Member of the Iowa House of Representatives from the 78th district
- In office January 11, 1993 – January 10, 1999
- Preceded by: Dennis Renaud
- Succeeded by: Clel Baudler

Personal details
- Born: Dwight L. Dinkla December 30, 1951 (age 74) Adair County, Iowa, U.S.
- Party: Republican
- Spouse: Brenda E. Reha ​(m. 1973)​
- Children: 4
- Relatives: Jo Ann Johnson (sister)
- Education: Morningside College Drake University (JD) (JD)
- Occupation: Politician

Military service
- Allegiance: United States
- Branch/service: United States Marine Corps
- Years of service: 1977–1980

= Dwight Dinkla =

American politician (born 1951)

Dwight L. Dinkla (born December 30, 1951) is an American politician.
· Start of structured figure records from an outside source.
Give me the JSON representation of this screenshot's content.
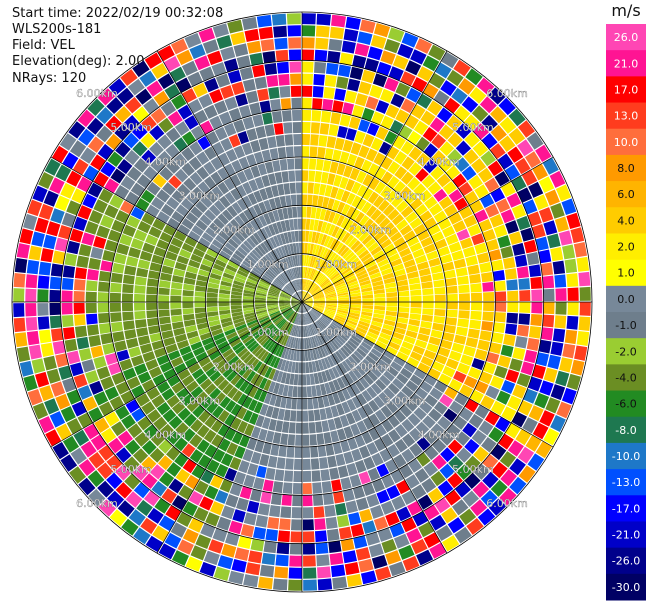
{
  "header": {
    "start_time": "Start time: 2022/02/19 00:32:08",
    "instrument": "WLS200s-181",
    "field": "Field: VEL",
    "elevation": "Elevation(deg): 2.00",
    "nrays": "NRays: 120"
  },
  "chart_data": {
    "type": "ppi-polar-heatmap",
    "title": "Start time: 2022/02/19 00:32:08",
    "instrument": "WLS200s-181",
    "field": "VEL",
    "elevation_deg": 2.0,
    "n_rays": 120,
    "max_range_km": 6.0,
    "range_rings_km": [
      1,
      2,
      3,
      4,
      5,
      6
    ],
    "ring_labels": [
      "1.00km",
      "2.00km",
      "3.00km",
      "4.00km",
      "5.00km",
      "6.00km"
    ],
    "spoke_angles_deg": [
      0,
      30,
      60,
      90,
      120,
      150,
      180,
      210,
      240,
      270,
      300,
      330
    ],
    "sector_summary": [
      {
        "azimuth_range_deg": [
          0,
          120
        ],
        "dominant_velocity_ms": [
          2.0,
          6.0
        ],
        "note": "receding flow, yellow/gold"
      },
      {
        "azimuth_range_deg": [
          120,
          200
        ],
        "dominant_velocity_ms": [
          -0.5,
          0.5
        ],
        "note": "gray near-zero with noisy edge"
      },
      {
        "azimuth_range_deg": [
          200,
          250
        ],
        "dominant_velocity_ms": [
          -6.0,
          -2.0
        ],
        "note": "approaching flow, green"
      },
      {
        "azimuth_range_deg": [
          250,
          300
        ],
        "dominant_velocity_ms": [
          -4.0,
          -1.0
        ],
        "note": "olive/light green inner ranges"
      },
      {
        "azimuth_range_deg": [
          300,
          360
        ],
        "dominant_velocity_ms": [
          -0.5,
          0.5
        ],
        "note": "gray near-zero"
      }
    ],
    "colorbar": {
      "unit": "m/s",
      "ticks": [
        "26.0",
        "21.0",
        "17.0",
        "13.0",
        "10.0",
        "8.0",
        "6.0",
        "4.0",
        "2.0",
        "1.0",
        "0.0",
        "-1.0",
        "-2.0",
        "-4.0",
        "-6.0",
        "-8.0",
        "-10.0",
        "-13.0",
        "-17.0",
        "-21.0",
        "-26.0",
        "-30.0"
      ],
      "colors": [
        "#ff46b4",
        "#ff1493",
        "#ff0000",
        "#ff3c1e",
        "#ff6e3c",
        "#ff9a00",
        "#ffb400",
        "#ffcc00",
        "#ffee00",
        "#ffff00",
        "#778899",
        "#6e7e8c",
        "#9acd32",
        "#6b8e23",
        "#228b22",
        "#1e7850",
        "#1e78c8",
        "#0050ff",
        "#0000ff",
        "#0000c8",
        "#00008b",
        "#000064"
      ]
    }
  }
}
Dinkla was raised in Adair County, Iowa, alongside an elder sister Jo Ann Dinkla, by parents Elmer and Arlene Dinkla. He graduated from Adair-Casey Community High School in 1970, completed his bachelor's degree at Morningside College in 1970 and received a Juris Doctor degree from Drake University in 1973.

After serving in the United States Marine Corps from 1977 to 1980, Dwight Dinkla transferred to the Iowa Army National Guard in 1982. Dinkla was a Republican member of the Iowa House of Representatives from January 11, 1993, to January 10, 1999, for District 78.